Targeting metabolic enzymes in the cell’s nucleus
Research Center for Molecular Medicine of the Austrian Academy of Sciences (Austria)


Stefan Kubicek, PhD., is an Austrian citizen born 1978 in Vienna. He studied synthetic organic chemistry at the Vienna University of Technology and the Swiss Federal Institute of Technology (with François Diederich, ETH Zürich). For his PhD in Molecular Biology he developed the first specific histone methyltransferase inhibitor at the Institute of Molecular Pathology IMP Vienna (advisor Thomas Jenuwein). He then spent 3 years as a postdoctoral fellow at the Broad Institute of Harvard and MIT in Cambridge, MA, USA (Chemical Biology Program, Stuart Schreiber laboratory). He joint CeMM in 2010 where he headed the Platform Austria for Chemical Biology, the Christian Doppler laboratory for Chemical Epigenetics and Antiinfectives, a public-private partnership, Boehringer Ingelheim and Haplogen (2013-2019), and the Molecular Discovery Platform (since 2017). Research in the Kubicek lab is funded by the Austrian Academy of Sciences, the European Research Council ERC, the Juvenile Diabetes Research Foundation JDRF, the Austrian Federal Ministry of Science, Research and Economy and the National Foundation for Research, Technology, and Development, the Vienna Science and Technology Fund WWTF, and the Austrian Science Fund FWF. Stefan Kubicek studies chromatin, epigenetics and small molecules that change cell fates in oncology and diabetes with a particular focus on metabolism in the cell’s nucleus.

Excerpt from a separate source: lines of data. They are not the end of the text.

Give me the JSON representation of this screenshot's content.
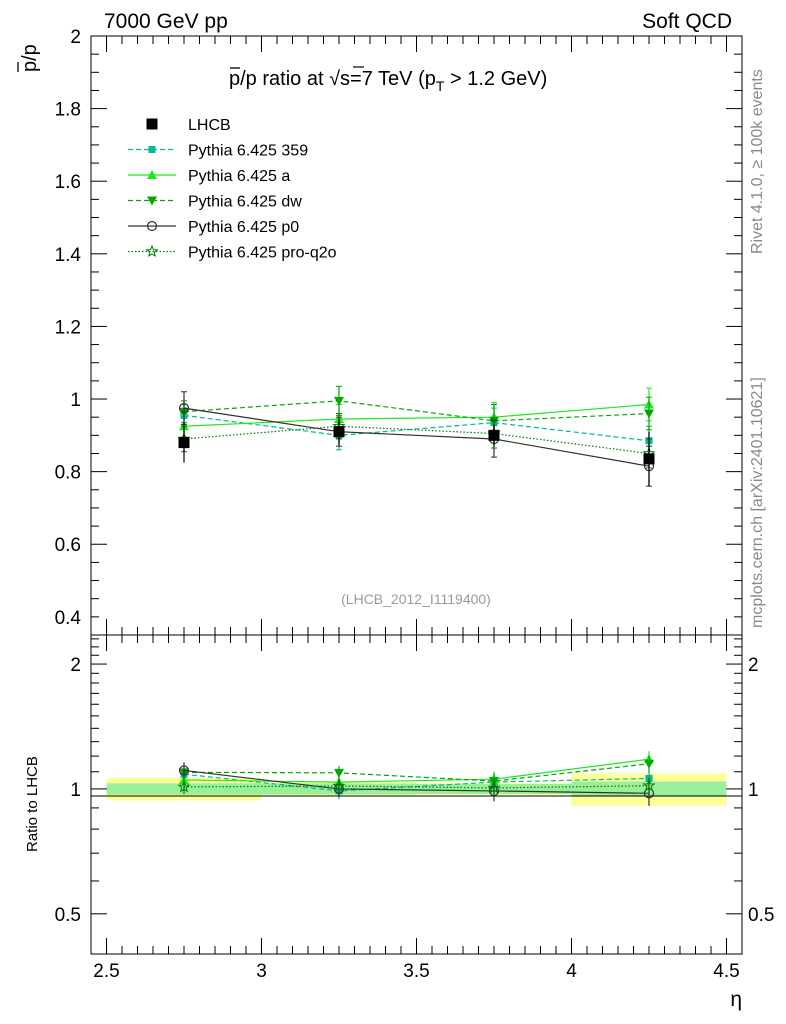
{
  "header": {
    "left": "7000 GeV pp",
    "right": "Soft QCD"
  },
  "side_labels": {
    "rivet": "Rivet 4.1.0, ≥ 100k events",
    "mcplots": "mcplots.cern.ch [arXiv:2401.10621]"
  },
  "colors": {
    "data": "#000000",
    "p359": "#00b89a",
    "pa": "#1ee81e",
    "pdw": "#00a800",
    "pp0": "#303030",
    "pq2o": "#007a00",
    "band_inner": "#99f099",
    "band_outer": "#ffff99"
  },
  "chart_data": {
    "type": "line",
    "title": "p̅/p ratio at √s=7 TeV (p_T > 1.2 GeV)",
    "title_parts": {
      "pbar": "p",
      "rest1": "/p ratio at ",
      "sqrt": "√",
      "s": "s",
      "rest2": "=7 TeV (p",
      "sub": "T",
      "rest3": " > 1.2 GeV)"
    },
    "ylabel": "p/p",
    "ratio_ylabel": "Ratio to LHCB",
    "xlabel": "η",
    "analysis_id": "(LHCB_2012_I1119400)",
    "xlim": [
      2.45,
      4.55
    ],
    "ylim": [
      0.35,
      2.0
    ],
    "ratio_ylim": [
      0.4,
      2.35
    ],
    "x_ticks": [
      "2.5",
      "3",
      "3.5",
      "4",
      "4.5"
    ],
    "y_ticks": [
      "0.4",
      "0.6",
      "0.8",
      "1",
      "1.2",
      "1.4",
      "1.6",
      "1.8",
      "2"
    ],
    "ratio_y_ticks": [
      "0.5",
      "1",
      "2"
    ],
    "bins": [
      [
        2.5,
        3.0
      ],
      [
        3.0,
        3.5
      ],
      [
        3.5,
        4.0
      ],
      [
        4.0,
        4.5
      ]
    ],
    "x": [
      2.75,
      3.25,
      3.75,
      4.25
    ],
    "data": {
      "name": "LHCB",
      "values": [
        0.88,
        0.91,
        0.9,
        0.835
      ],
      "err_inner": [
        0.028,
        0.028,
        0.025,
        0.035
      ],
      "err_outer": [
        0.055,
        0.035,
        0.03,
        0.075
      ]
    },
    "series": [
      {
        "name": "Pythia 6.425 359",
        "key": "p359",
        "style": "dashed",
        "marker": "square-small",
        "values": [
          0.955,
          0.9,
          0.935,
          0.885
        ],
        "err": [
          0.03,
          0.04,
          0.04,
          0.04
        ]
      },
      {
        "name": "Pythia 6.425 a",
        "key": "pa",
        "style": "solid",
        "marker": "triangle-up",
        "values": [
          0.925,
          0.945,
          0.95,
          0.985
        ],
        "err": [
          0.03,
          0.04,
          0.04,
          0.045
        ]
      },
      {
        "name": "Pythia 6.425 dw",
        "key": "pdw",
        "style": "dashed",
        "marker": "triangle-down",
        "values": [
          0.965,
          0.995,
          0.94,
          0.96
        ],
        "err": [
          0.03,
          0.04,
          0.045,
          0.045
        ]
      },
      {
        "name": "Pythia 6.425 p0",
        "key": "pp0",
        "style": "solid",
        "marker": "circle-open",
        "values": [
          0.975,
          0.91,
          0.89,
          0.815
        ],
        "err": [
          0.045,
          0.04,
          0.05,
          0.055
        ]
      },
      {
        "name": "Pythia 6.425 pro-q2o",
        "key": "pq2o",
        "style": "dotted",
        "marker": "star-open",
        "values": [
          0.89,
          0.925,
          0.905,
          0.85
        ],
        "err": [
          0.035,
          0.035,
          0.04,
          0.04
        ]
      }
    ]
  }
}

About his talk: Targeting metabolic enzymes in the cell’s nucleus

Metabolic activities in the nucleus comprise classical chromatin modifiers and additional enzymes of more central metabolic pathways. We use a combination of proteomics, metabolomics and fluorescent reporter approaches to comprehensively understand these metabolic activities. We further apply these fluorescent reporters in chemical and genetic screens for factors altering chromatin accessibility, protein localization and protein abundance. These approaches aim at identifying therapeutic targets and small molecule modulators of cell fate decisions in diabetes and cancer.